Buyers Expect and Buy Innovation - Even in Prescriptive Markets

Last month I wrote a piece titled Why Innovation Matters to Your Most Important Customers.  While this statement is true, it doesn’t always feel that way. In some markets, where the buyer sets the KPIs, tells you what to do and how to do it, and even how much they are prepared to pay, the relationship feels prescriptive; like a boss and staff rather than customer and supplier. Service delivery teams are so focused on delivering day-to-day — and are constantly told that they can’t do anything else, because there’s no money in the contract to pay for it — that innovation feels like it’s unimportant.  This, however, couldn’t be further from the truth.

Recently the Federal government held a Red Tape Repeal Day, scrapping more than 9500 regulations and 1000 redundant pieces of legislation. In commenting on this initiative in The Age, Malcolm Maiden pointed out that not all red tape is created externally. We create our own systems and structures to deal with problems and bureaucracy, and don’t always dismantle them when they go away.

In my opinion prescriptive contracts, which contain plenty of red tape, are part of this problem.

Fortunately, buyers in some prescriptive markets are starting to realise that if they prescribe everything, they may not get what they really need — even though they will get what they have asked for.

A good example is the current recommissioning of the mental health and drug treatment sectors in Victoria, which are undergoing wide scale modification to better align service delivery with changes in community problems with drugs and alcohol.  Another is the government employment services market, which is highly prescriptive but needs to be flexible to accommodate the broader political agenda and Australia’s economic needs.

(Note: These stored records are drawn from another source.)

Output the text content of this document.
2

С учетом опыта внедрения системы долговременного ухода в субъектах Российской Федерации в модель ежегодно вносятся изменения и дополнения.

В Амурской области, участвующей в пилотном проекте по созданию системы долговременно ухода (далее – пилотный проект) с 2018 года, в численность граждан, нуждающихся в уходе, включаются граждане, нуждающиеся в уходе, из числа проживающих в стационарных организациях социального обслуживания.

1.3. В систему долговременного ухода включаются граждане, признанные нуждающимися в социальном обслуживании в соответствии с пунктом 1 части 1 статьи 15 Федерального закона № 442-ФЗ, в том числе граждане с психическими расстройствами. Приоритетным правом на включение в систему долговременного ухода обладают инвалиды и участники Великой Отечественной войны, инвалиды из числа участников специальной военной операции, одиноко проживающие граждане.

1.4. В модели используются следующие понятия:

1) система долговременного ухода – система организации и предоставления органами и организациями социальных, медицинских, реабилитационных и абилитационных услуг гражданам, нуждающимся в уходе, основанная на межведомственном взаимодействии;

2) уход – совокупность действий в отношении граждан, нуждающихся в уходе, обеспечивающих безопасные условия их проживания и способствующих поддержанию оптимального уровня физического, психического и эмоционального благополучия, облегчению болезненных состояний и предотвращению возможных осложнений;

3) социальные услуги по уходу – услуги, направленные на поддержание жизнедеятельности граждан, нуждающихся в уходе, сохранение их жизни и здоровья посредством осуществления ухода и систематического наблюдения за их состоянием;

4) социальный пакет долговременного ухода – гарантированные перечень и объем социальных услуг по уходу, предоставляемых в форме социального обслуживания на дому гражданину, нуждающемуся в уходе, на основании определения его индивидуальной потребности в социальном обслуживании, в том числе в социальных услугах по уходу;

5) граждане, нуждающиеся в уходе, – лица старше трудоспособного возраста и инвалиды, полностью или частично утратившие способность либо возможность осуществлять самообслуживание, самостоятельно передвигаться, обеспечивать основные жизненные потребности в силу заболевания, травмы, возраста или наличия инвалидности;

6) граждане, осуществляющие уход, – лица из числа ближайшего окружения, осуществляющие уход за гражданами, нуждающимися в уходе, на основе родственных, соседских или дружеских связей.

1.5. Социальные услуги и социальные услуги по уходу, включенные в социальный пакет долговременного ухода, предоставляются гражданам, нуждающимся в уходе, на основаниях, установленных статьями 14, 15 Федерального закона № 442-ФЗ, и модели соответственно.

If you operate in a prescriptive market, remember that you’re competing for the attention of tired bureaucrats who are wading through dozens or maybe hundreds of submissions that all sound pretty much the same. Behavioural economics theory holds that we tend to give greater weight to highly memorable things (a concept known as vividness).  Suppliers who are innovative and who are able to paint a vivid picture of how they will provide solutions to long-standing problems are rightly seen as a breath of fresh air, and are far more likely to be rewarded than those that offer a business as usual approach.